As such, it is especially important for practitioners working with Chinese clients to examine emotions surrounding familial relationships and help these clients establish healthy boundaries with family members and/or include family members in therapy sessions so as to collaboratively work towards establishing healthier familial relationships.
  1. Conditional acceptance of body weight/shape may be of particular concern in this population. 
As noted above, a number of women in my sample expressed that they were not currently dissatisfied with their weight, but were easily triggered by external factors, such as undergoing life events that prevented them from exercising strict control over their diet or physical activity (e.g., busy exam or work periods), or receiving body-related comments from family members. Although most of these women knew they were objectively not overweight by any means, or even acknowledged they were thin, they were frequently plagued by worries of gaining weight in the future.
Some might argue this conditional acceptance of body weight/shape is not a concern, as long as these women are satisfied with their bodies in the present. I argue, however, that this phenomenon is particularly concerning. First, it means that these women are ill-equipped to deal with the inevitable fluctuations in weight that they will face in life, whether these are due to life circumstances (e.g., school or work-related stress), natural ageing processes or major life events (e.g., pregnancy). Second, given the collectivistic nature of Chinese culture, and the fact that familial relationships constitute an important part of the identity and wellbeing of individuals from these contexts, a continued sense of distress surrounding familial gatherings due to body or weight-related triggers can be a significant stressor in the lives of these individuals.
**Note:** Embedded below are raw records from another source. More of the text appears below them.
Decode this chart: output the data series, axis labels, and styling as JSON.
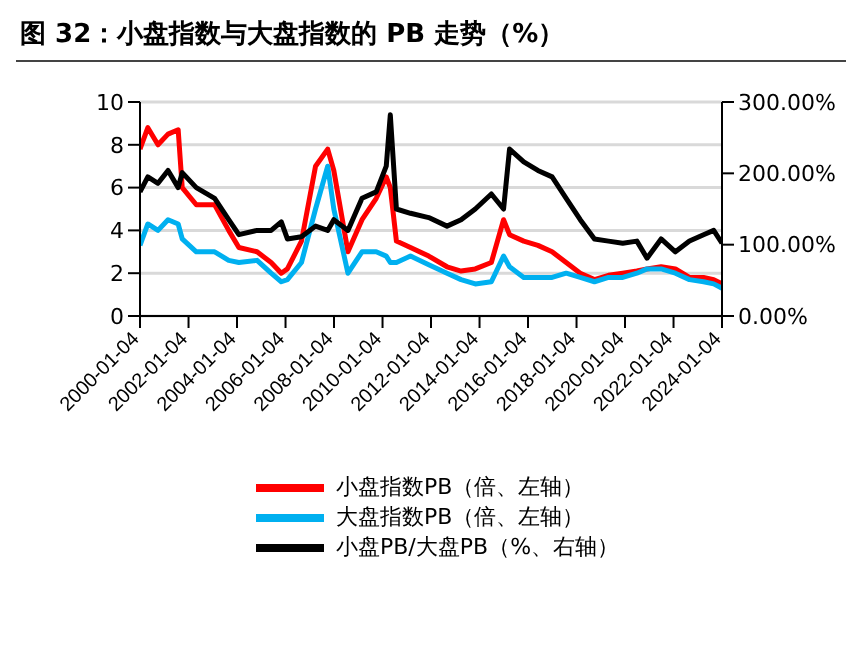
{
  "chart_data": {
    "type": "line",
    "title": "图 32：小盘指数与大盘指数的 PB 走势（%）",
    "x": [
      "2000-01-04",
      "2000-05",
      "2000-10",
      "2001-03",
      "2001-08",
      "2001-10",
      "2002-05",
      "2003-02",
      "2003-09",
      "2004-02",
      "2004-11",
      "2005-06",
      "2005-11",
      "2006-02",
      "2006-09",
      "2007-04",
      "2007-10",
      "2008-01",
      "2008-08",
      "2009-03",
      "2009-10",
      "2010-03",
      "2010-05",
      "2010-08",
      "2011-03",
      "2011-12",
      "2012-09",
      "2013-04",
      "2013-11",
      "2014-07",
      "2015-01",
      "2015-04",
      "2015-11",
      "2016-06",
      "2017-01",
      "2017-08",
      "2018-03",
      "2018-10",
      "2019-05",
      "2019-12",
      "2020-07",
      "2020-12",
      "2021-07",
      "2022-02",
      "2022-09",
      "2023-04",
      "2023-09",
      "2024-01-04"
    ],
    "series": [
      {
        "name": "小盘指数PB（倍、左轴）",
        "color": "#ff0000",
        "values": [
          7.8,
          8.8,
          8.0,
          8.5,
          8.7,
          6.0,
          5.2,
          5.2,
          4.0,
          3.2,
          3.0,
          2.5,
          2.0,
          2.2,
          3.5,
          7.0,
          7.8,
          6.8,
          3.0,
          4.5,
          5.5,
          6.5,
          6.0,
          3.5,
          3.2,
          2.8,
          2.3,
          2.1,
          2.2,
          2.5,
          4.5,
          3.8,
          3.5,
          3.3,
          3.0,
          2.5,
          2.0,
          1.7,
          1.9,
          2.0,
          2.1,
          2.2,
          2.3,
          2.2,
          1.8,
          1.8,
          1.7,
          1.5
        ]
      },
      {
        "name": "大盘指数PB（倍、左轴）",
        "color": "#00b0f0",
        "values": [
          3.3,
          4.3,
          4.0,
          4.5,
          4.3,
          3.6,
          3.0,
          3.0,
          2.6,
          2.5,
          2.6,
          2.0,
          1.6,
          1.7,
          2.5,
          5.0,
          7.0,
          5.0,
          2.0,
          3.0,
          3.0,
          2.8,
          2.5,
          2.5,
          2.8,
          2.4,
          2.0,
          1.7,
          1.5,
          1.6,
          2.8,
          2.3,
          1.8,
          1.8,
          1.8,
          2.0,
          1.8,
          1.6,
          1.8,
          1.8,
          2.0,
          2.2,
          2.2,
          2.0,
          1.7,
          1.6,
          1.5,
          1.3
        ]
      },
      {
        "name": "小盘PB/大盘PB（%、右轴）",
        "color": "#000000",
        "axis": "y2",
        "values": [
          174,
          195,
          186,
          204,
          180,
          201,
          180,
          165,
          135,
          114,
          120,
          120,
          132,
          108,
          111,
          126,
          120,
          135,
          120,
          165,
          174,
          210,
          282,
          150,
          144,
          138,
          126,
          135,
          150,
          171,
          150,
          234,
          216,
          204,
          195,
          165,
          135,
          108,
          105,
          102,
          105,
          81,
          108,
          90,
          105,
          114,
          120,
          102
        ]
      }
    ],
    "xlim": [
      "2000-01-04",
      "2024-01-04"
    ],
    "xticks": [
      "2000-01-04",
      "2002-01-04",
      "2004-01-04",
      "2006-01-04",
      "2008-01-04",
      "2010-01-04",
      "2012-01-04",
      "2014-01-04",
      "2016-01-04",
      "2018-01-04",
      "2020-01-04",
      "2022-01-04",
      "2024-01-04"
    ],
    "ylim": [
      0,
      10
    ],
    "yticks": [
      0,
      2,
      4,
      6,
      8,
      10
    ],
    "y2lim": [
      0,
      300
    ],
    "y2ticks": [
      {
        "value": 0,
        "label": "0.00%"
      },
      {
        "value": 100,
        "label": "100.00%"
      },
      {
        "value": 200,
        "label": "200.00%"
      },
      {
        "value": 300,
        "label": "300.00%"
      }
    ],
    "grid": "y",
    "legend": "bottom",
    "marker": "none",
    "line_style": "solid"
  }
}
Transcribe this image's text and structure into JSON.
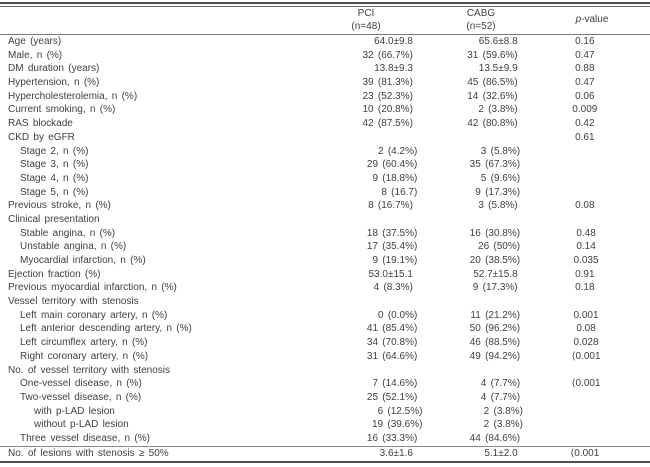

A mental health practitioner’s job is not just limited to helping alleviate the impact of current stressors, but also supporting the client in learning to buffer and to be resilient towards future stressors that may arise. As such, it is important for practitioners to be particularly vigilant towards red flags for problematic behaviors and attitudes, and to equip clients with a skill set to combat their onset. 
The existing research on western populations is undoubtedly valuable, shedding light on the ways in which disordered eating attitudes and behaviors can represent remarkably similar underlying insecurities and fears, as well as providing a general structure from which to measure and diagnose symptoms. However, a patient-practitioner relationship is arguably the most therapeutic when a deep level of understanding and compassion is established, and when the practitioner is able to provide recovery prompts that the patient perceives as relevant and realistic. Given that one’s cultural background is such a significant part of one’s identity, a better understanding of cultural nuances on the part of the practitioner is crucial to providing more sensitive and comprehensive care for these clients.